Geck fecha o capítulo: "Tentando encontrar comunalidade entre todas as idéias dessa seção, retornamos ao conceito, repetidamente articulado nesse livro, de que Bach compunha de acordo com "figuras". Isto não significa figuras retóricas musicais (ao menos, não exclusivamente), mas um gênero de invenção temática: figuras que possuem qualidades inerentes, qualidade estética própria, mas também apontam para além de seu som. Uma figura tem dois aspectos: sentido e som."

Essa é a precisa definição de Benjamin para a alegoria barroca. Impor sentido a um objeto iconográfico, linguístico ou sonoro. Estabelecendo conexões que são deliberadamente convencionais, forçadas, mas cujo sentido vai além da materialidade.

Artigos da fé

Geck fecha o capítulo com os "três artigos da fé" de Bach: a homenagem a Deus em sua própria obra de celebração da criação; a música para a Paixão de Cristo ("Bach não se identificou com as históricas heróicas das figuras da ópera, mas com a história da Salvação por meio de Jesus Cristo. Isto era a emoção em sua música, compor não com um homem sábio, mas como um sensível ser humano) e o poder espiritual de sua música, que reflete a permanência e a imaterialidade da terceira pessoa da Trindade.

"A fé não pode ser comprovada e certamente não por uma obra de arte. Persiste a diferença entre a conjectura da fé cristã de Bach e a experiência universal que sua música torna possível: tal é a contingência ou a produtiva incompletude do discurso estético". (pág 659).

terça-feira, 11 de janeiro de 2011

Segundo "Horizonte". Bach como cristão

Neste ensaio, Geck não é tão feliz como no anterior, em termos literários, mas traz elementos para seu alinhamento incondicional com a tese do Mestre como homem de genuina fé luterana.

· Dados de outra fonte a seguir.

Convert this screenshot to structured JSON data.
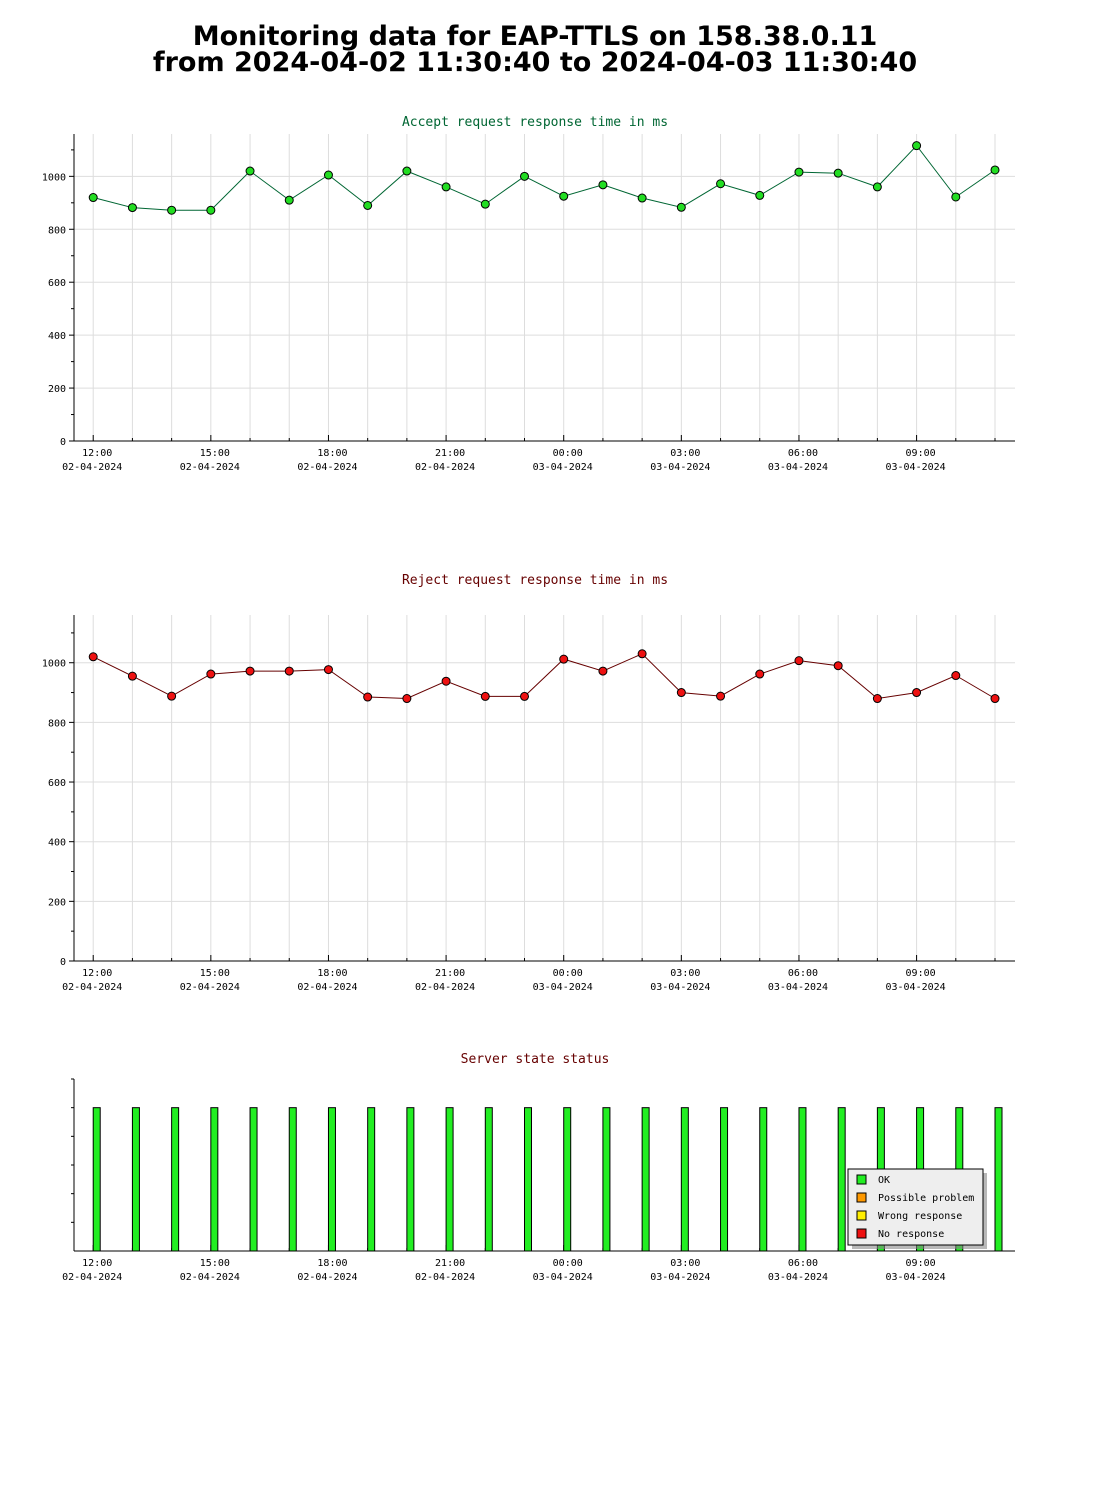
{
  "page": {
    "title_line1": "Monitoring data for EAP-TTLS on 158.38.0.11",
    "title_line2": "from 2024-04-02 11:30:40 to 2024-04-03 11:30:40"
  },
  "colors": {
    "accept_line": "#006633",
    "accept_marker": "#22dd22",
    "reject_line": "#660000",
    "reject_marker": "#ee1111",
    "status_ok": "#22ee22",
    "status_possible_problem": "#ff9900",
    "status_wrong_response": "#ffee00",
    "status_no_response": "#ee1111",
    "grid": "#dddddd"
  },
  "chart_data": [
    {
      "type": "line",
      "title": "Accept request response time in ms",
      "ylim": [
        0,
        1160
      ],
      "yticks": [
        "0",
        "200",
        "400",
        "600",
        "800",
        "1000"
      ],
      "xticks": [
        {
          "time": "12:00",
          "date": "02-04-2024"
        },
        {
          "time": "15:00",
          "date": "02-04-2024"
        },
        {
          "time": "18:00",
          "date": "02-04-2024"
        },
        {
          "time": "21:00",
          "date": "02-04-2024"
        },
        {
          "time": "00:00",
          "date": "03-04-2024"
        },
        {
          "time": "03:00",
          "date": "03-04-2024"
        },
        {
          "time": "06:00",
          "date": "03-04-2024"
        },
        {
          "time": "09:00",
          "date": "03-04-2024"
        }
      ],
      "x": [
        "2024-04-02 12:00",
        "2024-04-02 13:00",
        "2024-04-02 14:00",
        "2024-04-02 15:00",
        "2024-04-02 16:00",
        "2024-04-02 17:00",
        "2024-04-02 18:00",
        "2024-04-02 19:00",
        "2024-04-02 20:00",
        "2024-04-02 21:00",
        "2024-04-02 22:00",
        "2024-04-02 23:00",
        "2024-04-03 00:00",
        "2024-04-03 01:00",
        "2024-04-03 02:00",
        "2024-04-03 03:00",
        "2024-04-03 04:00",
        "2024-04-03 05:00",
        "2024-04-03 06:00",
        "2024-04-03 07:00",
        "2024-04-03 08:00",
        "2024-04-03 09:00",
        "2024-04-03 10:00",
        "2024-04-03 11:00"
      ],
      "values": [
        920,
        882,
        872,
        872,
        1020,
        910,
        1005,
        890,
        1020,
        960,
        895,
        1000,
        925,
        968,
        918,
        883,
        972,
        928,
        1016,
        1012,
        960,
        1116,
        922,
        1024
      ],
      "grid": true
    },
    {
      "type": "line",
      "title": "Reject request response time in ms",
      "ylim": [
        0,
        1160
      ],
      "yticks": [
        "0",
        "200",
        "400",
        "600",
        "800",
        "1000"
      ],
      "xticks": [
        {
          "time": "12:00",
          "date": "02-04-2024"
        },
        {
          "time": "15:00",
          "date": "02-04-2024"
        },
        {
          "time": "18:00",
          "date": "02-04-2024"
        },
        {
          "time": "21:00",
          "date": "02-04-2024"
        },
        {
          "time": "00:00",
          "date": "03-04-2024"
        },
        {
          "time": "03:00",
          "date": "03-04-2024"
        },
        {
          "time": "06:00",
          "date": "03-04-2024"
        },
        {
          "time": "09:00",
          "date": "03-04-2024"
        }
      ],
      "x": [
        "2024-04-02 12:00",
        "2024-04-02 13:00",
        "2024-04-02 14:00",
        "2024-04-02 15:00",
        "2024-04-02 16:00",
        "2024-04-02 17:00",
        "2024-04-02 18:00",
        "2024-04-02 19:00",
        "2024-04-02 20:00",
        "2024-04-02 21:00",
        "2024-04-02 22:00",
        "2024-04-02 23:00",
        "2024-04-03 00:00",
        "2024-04-03 01:00",
        "2024-04-03 02:00",
        "2024-04-03 03:00",
        "2024-04-03 04:00",
        "2024-04-03 05:00",
        "2024-04-03 06:00",
        "2024-04-03 07:00",
        "2024-04-03 08:00",
        "2024-04-03 09:00",
        "2024-04-03 10:00",
        "2024-04-03 11:00"
      ],
      "values": [
        1020,
        955,
        888,
        962,
        972,
        972,
        977,
        885,
        880,
        938,
        887,
        887,
        1012,
        972,
        1030,
        900,
        888,
        962,
        1007,
        990,
        880,
        900,
        957,
        880
      ],
      "grid": true
    },
    {
      "type": "bar",
      "title": "Server state status",
      "ylim": [
        0,
        1.2
      ],
      "xticks": [
        {
          "time": "12:00",
          "date": "02-04-2024"
        },
        {
          "time": "15:00",
          "date": "02-04-2024"
        },
        {
          "time": "18:00",
          "date": "02-04-2024"
        },
        {
          "time": "21:00",
          "date": "02-04-2024"
        },
        {
          "time": "00:00",
          "date": "03-04-2024"
        },
        {
          "time": "03:00",
          "date": "03-04-2024"
        },
        {
          "time": "06:00",
          "date": "03-04-2024"
        },
        {
          "time": "09:00",
          "date": "03-04-2024"
        }
      ],
      "x": [
        "2024-04-02 12:00",
        "2024-04-02 13:00",
        "2024-04-02 14:00",
        "2024-04-02 15:00",
        "2024-04-02 16:00",
        "2024-04-02 17:00",
        "2024-04-02 18:00",
        "2024-04-02 19:00",
        "2024-04-02 20:00",
        "2024-04-02 21:00",
        "2024-04-02 22:00",
        "2024-04-02 23:00",
        "2024-04-03 00:00",
        "2024-04-03 01:00",
        "2024-04-03 02:00",
        "2024-04-03 03:00",
        "2024-04-03 04:00",
        "2024-04-03 05:00",
        "2024-04-03 06:00",
        "2024-04-03 07:00",
        "2024-04-03 08:00",
        "2024-04-03 09:00",
        "2024-04-03 10:00",
        "2024-04-03 11:00"
      ],
      "status": [
        "OK",
        "OK",
        "OK",
        "OK",
        "OK",
        "OK",
        "OK",
        "OK",
        "OK",
        "OK",
        "OK",
        "OK",
        "OK",
        "OK",
        "OK",
        "OK",
        "OK",
        "OK",
        "OK",
        "OK",
        "OK",
        "OK",
        "OK",
        "OK"
      ],
      "legend": {
        "placement": "bottom-right",
        "entries": [
          "OK",
          "Possible problem",
          "Wrong response",
          "No response"
        ]
      }
    }
  ]
}
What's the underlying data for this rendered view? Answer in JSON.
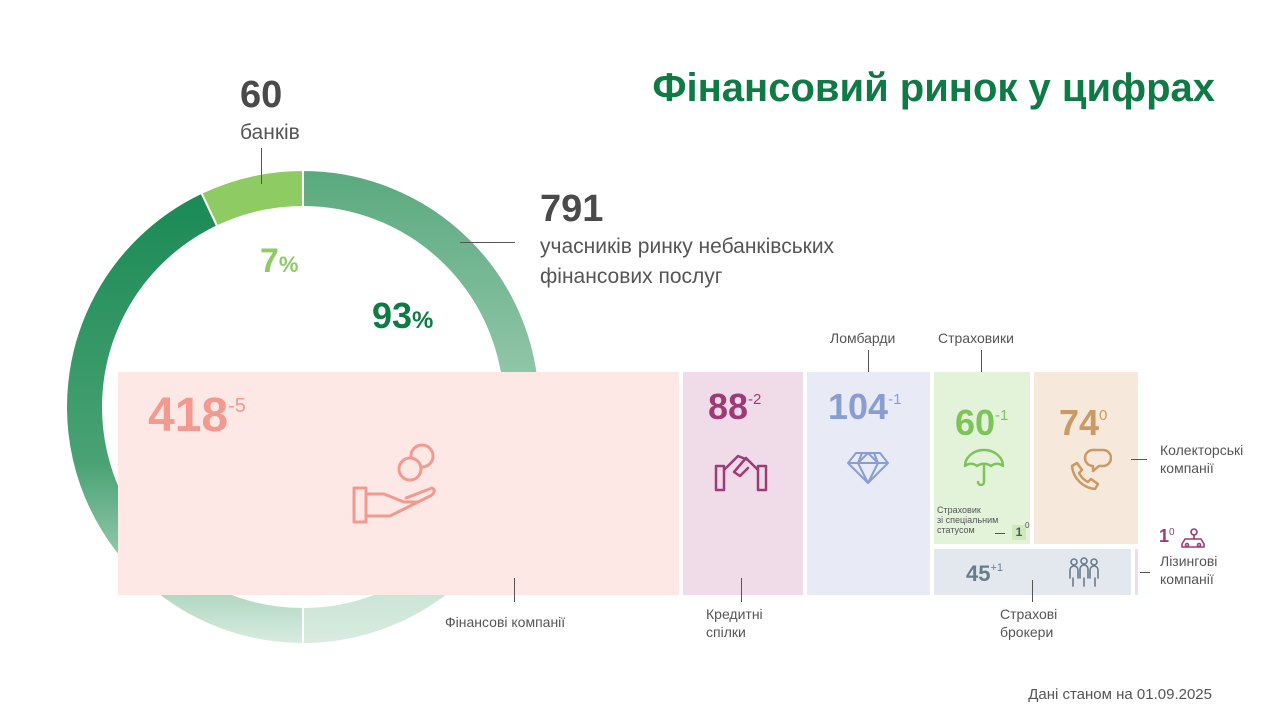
{
  "title": "Фінансовий ринок у цифрах",
  "banks": {
    "value": "60",
    "label": "банків",
    "percent": "7",
    "percent_sign": "%"
  },
  "nonbank": {
    "value": "791",
    "label_line1": "учасників ринку небанківських",
    "label_line2": "фінансових послуг",
    "percent": "93",
    "percent_sign": "%"
  },
  "chart_data": {
    "type": "pie",
    "categories": [
      "банків",
      "учасників ринку небанківських фінансових послуг"
    ],
    "values": [
      60,
      791
    ],
    "percentages": [
      7,
      93
    ],
    "colors": [
      "#8fcb63",
      "#1a8a55"
    ]
  },
  "segments": {
    "finance": {
      "value": "418",
      "change": "-5",
      "label": "Фінансові компанії",
      "color": "#f29a8f",
      "bg": "#fde8e5"
    },
    "credit": {
      "value": "88",
      "change": "-2",
      "label_line1": "Кредитні",
      "label_line2": "спілки",
      "color": "#9e3a76",
      "bg": "#f0dce8"
    },
    "pawn": {
      "value": "104",
      "change": "-1",
      "label": "Ломбарди",
      "color": "#8a9dd0",
      "bg": "#e8ebf6"
    },
    "insurers": {
      "value": "60",
      "change": "-1",
      "label": "Страховики",
      "color": "#7cc35a",
      "bg": "#e3f3da"
    },
    "special_insurer": {
      "value": "1",
      "change": "0",
      "label_line1": "Страховик",
      "label_line2": "зі спеціальним",
      "label_line3": "статусом"
    },
    "collectors": {
      "value": "74",
      "change": "0",
      "label_line1": "Колекторські",
      "label_line2": "компанії",
      "color": "#c99a63",
      "bg": "#f6e8da"
    },
    "brokers": {
      "value": "45",
      "change": "+1",
      "label_line1": "Страхові",
      "label_line2": "брокери",
      "color": "#6a7b8c",
      "bg": "#e3e8ee"
    },
    "leasing": {
      "value": "1",
      "change": "0",
      "label_line1": "Лізингові",
      "label_line2": "компанії",
      "color": "#9e3a76"
    }
  },
  "footnote": "Дані станом на 01.09.2025"
}
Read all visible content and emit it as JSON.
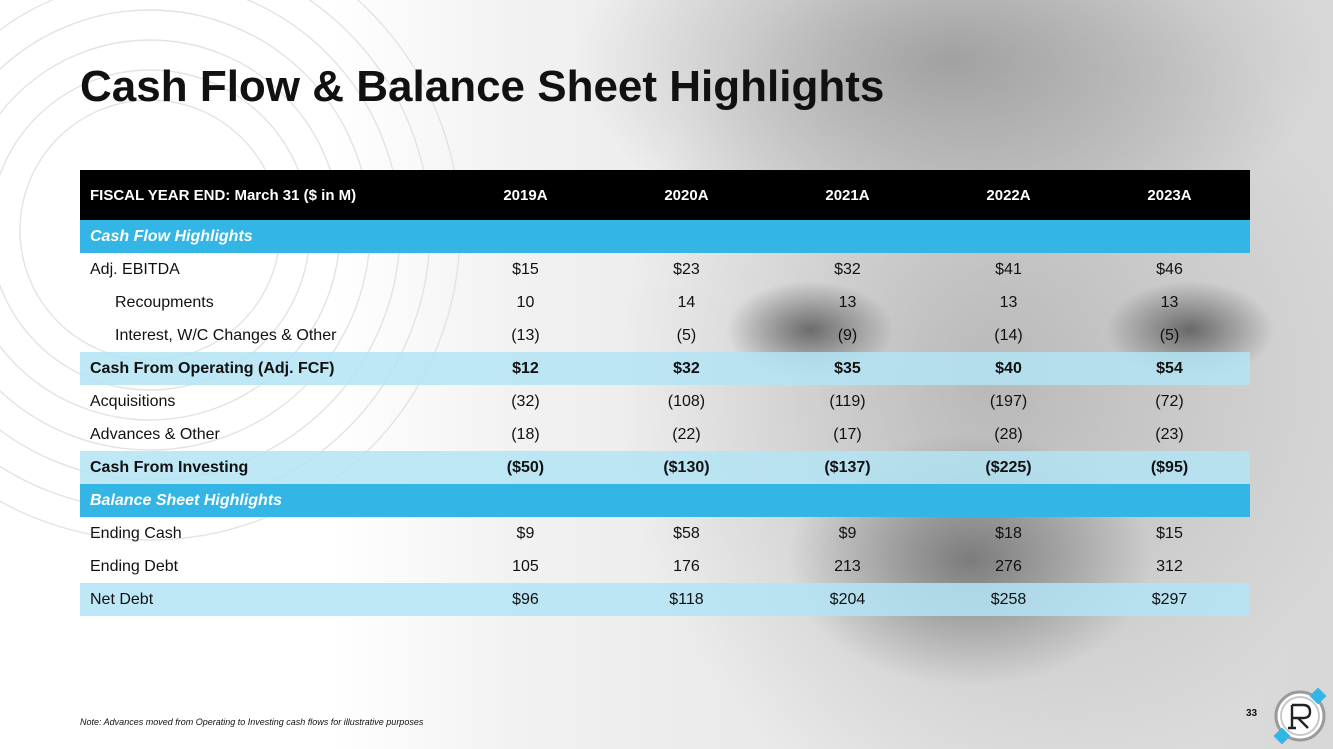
{
  "title": "Cash Flow & Balance Sheet Highlights",
  "table": {
    "header": {
      "label": "FISCAL YEAR END: March 31 ($ in M)",
      "years": [
        "2019A",
        "2020A",
        "2021A",
        "2022A",
        "2023A"
      ]
    },
    "sections": {
      "cash_flow": "Cash Flow Highlights",
      "balance_sheet": "Balance Sheet Highlights"
    },
    "rows": {
      "adj_ebitda": {
        "label": "Adj. EBITDA",
        "values": [
          "$15",
          "$23",
          "$32",
          "$41",
          "$46"
        ]
      },
      "recoupments": {
        "label": "Recoupments",
        "values": [
          "10",
          "14",
          "13",
          "13",
          "13"
        ]
      },
      "interest": {
        "label": "Interest, W/C Changes & Other",
        "values": [
          "(13)",
          "(5)",
          "(9)",
          "(14)",
          "(5)"
        ]
      },
      "cfo": {
        "label": "Cash From Operating (Adj. FCF)",
        "values": [
          "$12",
          "$32",
          "$35",
          "$40",
          "$54"
        ]
      },
      "acquisitions": {
        "label": "Acquisitions",
        "values": [
          "(32)",
          "(108)",
          "(119)",
          "(197)",
          "(72)"
        ]
      },
      "advances": {
        "label": "Advances & Other",
        "values": [
          "(18)",
          "(22)",
          "(17)",
          "(28)",
          "(23)"
        ]
      },
      "cfi": {
        "label": "Cash From Investing",
        "values": [
          "($50)",
          "($130)",
          "($137)",
          "($225)",
          "($95)"
        ]
      },
      "ending_cash": {
        "label": "Ending Cash",
        "values": [
          "$9",
          "$58",
          "$9",
          "$18",
          "$15"
        ]
      },
      "ending_debt": {
        "label": "Ending Debt",
        "values": [
          "105",
          "176",
          "213",
          "276",
          "312"
        ]
      },
      "net_debt": {
        "label": "Net Debt",
        "values": [
          "$96",
          "$118",
          "$204",
          "$258",
          "$297"
        ]
      }
    }
  },
  "note": "Note: Advances moved from Operating to Investing cash flows for illustrative purposes",
  "page_number": "33",
  "colors": {
    "section_blue": "#33b5e5",
    "total_row_blue": "#b4e4f6",
    "header_black": "#000000"
  },
  "logo": {
    "icon": "r-logo-icon"
  }
}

O primeiro e mais óbvio é sua biblioteca de mais de 100 volumes, extensa e cara para os padrões da época. Ainda em 1742, quando sua carreira como música da Igreja estava tecnicamente parada, está comprando livros de Lutero e comentários bíblicos. Por uma sensacional coincidência, os comentários de Calov, no exemplar do Mestre, foi encontrado em um seminário nos Estados Unidos, com seus comentários à margem.

O segundo é a articulação de Pietismo e Luteranismo. A princípio, essa articulação poderia parecer não exatamente ortodoxa, mas o Pietismo, nos tempos de Bach, é sintoma de uma religiosidade ativa, viva, um equivalente do movimento carismático dos dias de hoje. Mutatis mutandis, naturalmente. Curiosamente, quem ressalta esse ponto é nada mais nada menos que Nietzsche (Humano, demasiado Humano, parágrafo 219):

"Sem esta mudança sentimental profunda e religiosa, sem o som que se esvai de uma alma agitada em seu interior, a música teria continuado ilustrada ou operática".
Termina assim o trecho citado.